90% Gross Margin AI Services: The Agency Model That Beats SaaS Economics
Most AI agencies run 50-60% gross margins because they're reselling API calls. Agencies using fine-tuned models on owned infrastructure hit 90%+ margins. Here's how the economics work.
Traditional consulting firms run 70-80% gross margins. SaaS companies target 80-85%. Most AI agencies? They're stuck at 50-60% -- and the reason is embarrassingly simple: they're reselling someone else's API calls and calling it a service.
Every client interaction that hits GPT-4o or Claude 3.5 Sonnet generates a variable cost. Every support ticket answered, every document summarized, every lead scored -- it all shows up on your OpenAI invoice as COGS. The more successful your deployments are, the more they cost you. That is the opposite of how a healthy service business should work.

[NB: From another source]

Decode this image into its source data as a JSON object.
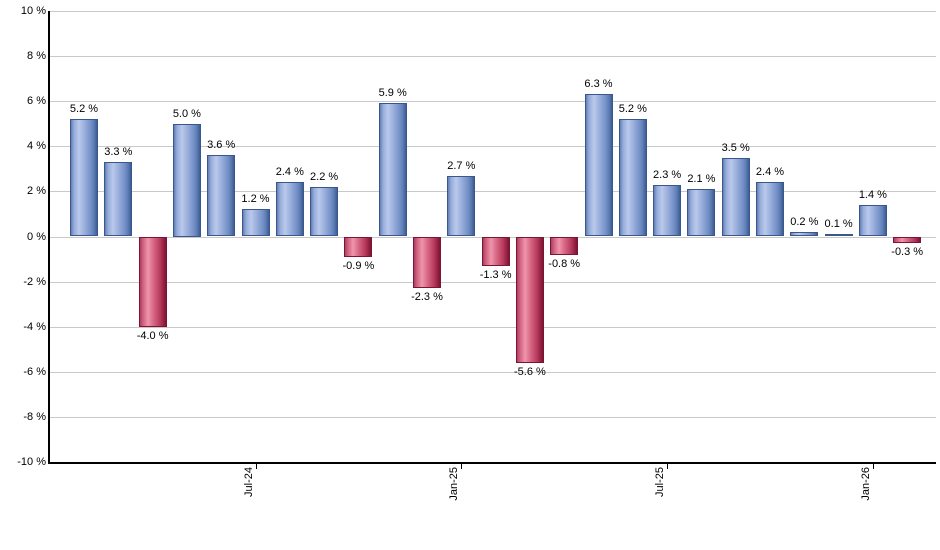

There is another model. Agencies that fine-tune per-client models on owned or rented infrastructure are running 88-92% gross margins consistently. The math is not complicated, but it requires rethinking what you are actually selling.
The Margin Problem: Why API Reselling Kills Your Economics
Let's start with what most agencies are doing today. You sign a client for $1,500/month to manage their AI chatbot. You deploy it on GPT-4o because it's the easiest path to production. The client's chatbot handles 3,000 conversations per month, averaging 800 tokens per interaction.
Your API cost for that single client: roughly $180-320/month depending on how many retries, context window expansions, and edge cases come through. That's 12-21% of revenue gone to a single line item you cannot negotiate or optimize.
Now multiply that across your client roster.
The API Margin Math at Scale
| Clients | Avg Monthly Revenue | Avg API Cost/Client | Total API COGS | Gross Margin |
|---|---|---|---|---|
| 5 | $7,500 | $280 | $1,400 | 81% |
| 10 | $15,000 | $280 | $2,800 | 81% |
| 15 | $22,500 | $280 | $4,200 | 81% |
| 25 | $37,500 | $280 | $7,000 | 81% |
At first glance, 81% looks decent. But $280/month is an average -- your high-volume clients are burning $400-600/month in API costs. And those numbers assume no growth in usage. When a client's chatbot goes from 3,000 to 8,000 conversations per month because it's actually working, your API bill scales linearly while your retainer stays flat.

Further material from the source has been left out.